Last Updated: Friday - 09/24/2010
Week of September 30, 2002
Government defends traditional marriage
Heterosexual marriage basis of society, says Catholic group
By ART BABYCH
Canadian Catholic News
Egale, the national lesbian and gay rights organization, calls the federal justice department's arguments on marriage an "insult to Canadians," but the Catholic Organization for Life and Family (COLF) welcomes them.
"The government's attempt to portray marriage as nothing more than a breeding program for heterosexuals is completely offensive," said John Fisher, executive director of Egale. "It's offensive to married heterosexuals, many of whom do not, or cannot, have children, and it's offensive to same-sex couples, many of whom are raising children."
In a written submission filed recently with the Ontario Court of Appeal, the justice department said same-sex couples don't meet the "core opposite-sex requirements" of marriage, which are based on "procreation, the raising of children from the marriage and companionship."
It noted, too, that societal views of marriage as an opposite-sex union are rooted "across major religions and cultures worldwide."

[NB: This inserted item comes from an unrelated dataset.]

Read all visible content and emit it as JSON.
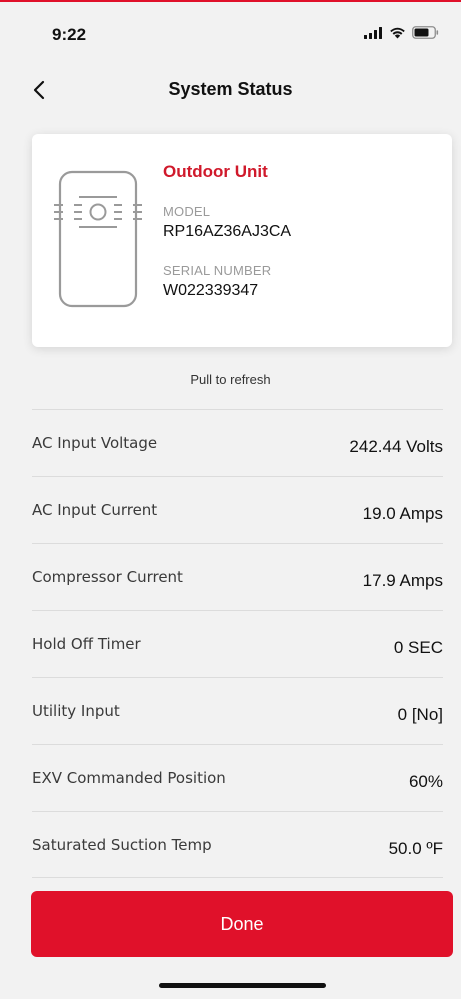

Jennifer Leddy, co-director of COLF, told CCN that it isn't surprising that the justice department took the position that marriage should continue as it has historically.
"That has been the way in which societies have organized themselves and the process by which societies endure and the basic cell of society."
It would have been a surprise had the justice department taken the opposite position, particularly since the government recognizes, "there hasn't really been a full public debate," Leddy said.
The justice department's submission to the Ontario Court of Appeal was in response to a ruling by the Ontario Divisional Court in July that the ban against gay and lesbian marriages violates the Charter of Rights and Freedoms.
The court gave the federal government two years to change its marriage laws.
The justice department claims the court erred in its decision. "The fact that same-sex couples do not come within the current meaning of marriage . . . relates to the fact that their unique relationship does not meet the core, opposite-sex requirement of marriage," it said.
In early September, a Quebec Superior Court judge concurred with the Ontario ruling, stating, "The definition of marriage imposes a discriminatory distinction in excluding couples of the same sex." The judge added that it would be simple to change the wording of the Charter from saying marriage is between "a man and a woman" to marriage is "between two persons."
Fisher, the gay rights activist, said the federal government is using "the same tired old discriminatory arguments that have already been unanimously rejected by courts in Ontario and Quebec."
However the B.C. Supreme Court also ruled on the issue last October, saying that while Canada discriminates against same-sex couples by not recognizing their marriages, such discrimination is justified under the Charter.
The federal government is expected to begin public consultations in a few weeks on the issue of same-sex marriages. The hearings, before the House of Commons justice committee, will be based on a discussion paper that includes a question asking whether the government should get out of the marriage business altogether and leave it up to religions.
Leddy said COLF intends to be involved in the hearings.